Monday, Feb. 12, 1973

Up from Penury

By Melvin Moddocks

SILAS SNOBDEN'S OFFICE BOY by HORATIO ALGER JR. 240 pages. Doubleday. $5.95.

Holy Horatio Alger! Of all the embarrassing national memories to bring up in 1973. This little prince of prissiness, this walking morality play on behalf of hanging tight and doing somebody else's thing. "Duty required me to do as I did." The cry, pure as the adolescent uttering it, sounds across the years--from 1889, to be exact--measuring by sheer alienation the distance of America present from America past.

Who is this young anachronism speaking for the Protestant ethic? Frank Manton happens to be a lately discovered Alger hero, previously presented in an 1889 magazine serial but never collected in hard-cover among the more than 100 novels of Alger-style success that have sold from 100 million to 400 million copies, depending on which literary historian you believe.

So the Age of Aquarius gets an extraordinary first edition, all about the trials of this manly little chap, just 16 years old, who supports his careworn mother and stands up to a stepfather of "intemperate habits," not to mention an assortment of other bullies. Young Frank finally rescues a rich man's child from kidnapers, thus earning himself the gratitude of that good old deus ex machina known as the Benefactor, without whom no Alger novel is complete. But before everybody rolls over in another fit of giggles at the naive old 19th century, certain facts should be noted.

Alger was not all that bad a writer.

He had a Harvard education behind him, including lots of Latin and Greek and a course or two under Henry Wadsworth Longfellow. A lifelong bachelor, Alger was rather disastrously prone to the unintentional double-entendre --e.g., "Imogene laid herself out to entertain him." But he was also capable of modestly cynical repartee: "When a man gets to be 51, marriage is very hazardous." "It always is."

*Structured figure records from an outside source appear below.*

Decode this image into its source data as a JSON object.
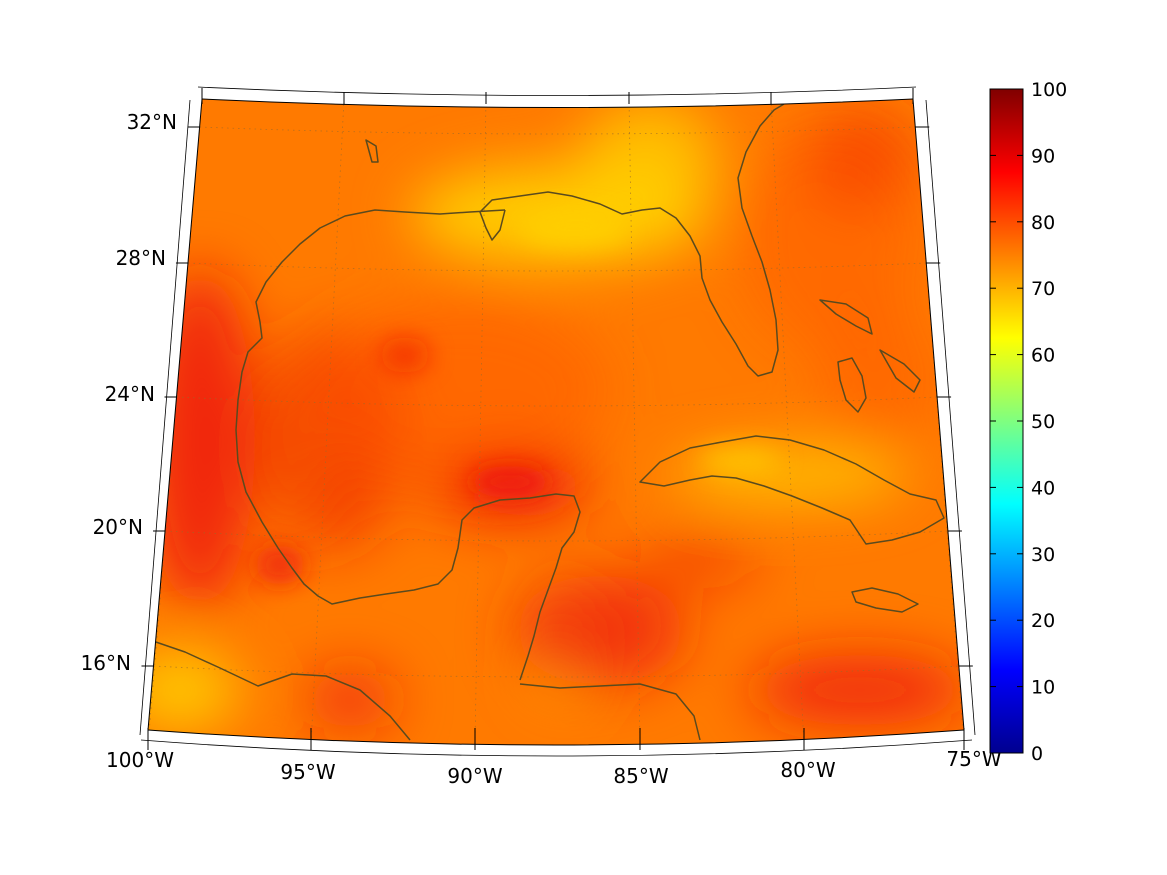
{
  "map": {
    "projection": "conic",
    "longitude_labels": [
      "100°W",
      "95°W",
      "90°W",
      "85°W",
      "80°W",
      "75°W"
    ],
    "latitude_labels": [
      "32°N",
      "28°N",
      "24°N",
      "20°N",
      "16°N"
    ],
    "grid": "dotted",
    "coastline_color": "#5a4a1e"
  },
  "colorbar": {
    "colormap": "jet",
    "min": 0,
    "max": 100,
    "tick_labels": [
      "0",
      "10",
      "20",
      "30",
      "40",
      "50",
      "60",
      "70",
      "80",
      "90",
      "100"
    ]
  },
  "field": {
    "dominant_range": [
      65,
      90
    ],
    "colors": {
      "orange": "#ff7a00",
      "dark_orange": "#ff5a00",
      "red": "#ee1a0a",
      "yellow": "#ffd000"
    }
  }
}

Alger was no Charles Dickens, but he shared Dickens' social indignation, if not his gift for expressing it. "Fair" and "just" are two of his favorite words, and genuine feeling enters his prose when he describes a skinflint like Snobden or a hypocrite like Gideon Chapin, his chief clerk-- Alger's American Murdstones and Uriah Heeps.

The son of a debt-ridden parson, Alger did not have to invent his scenes of poverty. His happy endings may smack blandly of fantasy, but his harsh beginnings have the bite of realism. Like all Alger heroes, Frank Manton is first and last a survivor in a tough world -- a world, Alger makes protestingly plain, of child labor, a world in which a wom an working as a seamstress might earn as little as 25-c- a day.

Like Dickens, Alger loved this world despite all the cruelty and cor ruption. His Wall Street district scenes give off a certain jolly hum. He describes a midtown brownstone as if his nose were pressed against the window. Writing of nickel rides on the el or six-course meals (wine included) for 75-c-, he exudes a kind of festivity.

Reading an Alger novel, Playwright S.N. Behrman once said, is like taking a shower in innocence. Alger could not hate even his villains. The kidnapers in Silas Snobden's Office Boy are half hearted scoundrels, outstandingly stupid rather than wicked.

From the modern point of view, Alger's supreme folly was to believe that a smart 16-year-old could cope with America's heavies-- to assume that virtue triumphs in the end. So we late 20th century sophisticates giggle, we connoisseurs of the antihero, knowing what we know. Which makes the joke on Horatio Alger, that ridiculous little five-foot fantasist of giant killers. Or does it?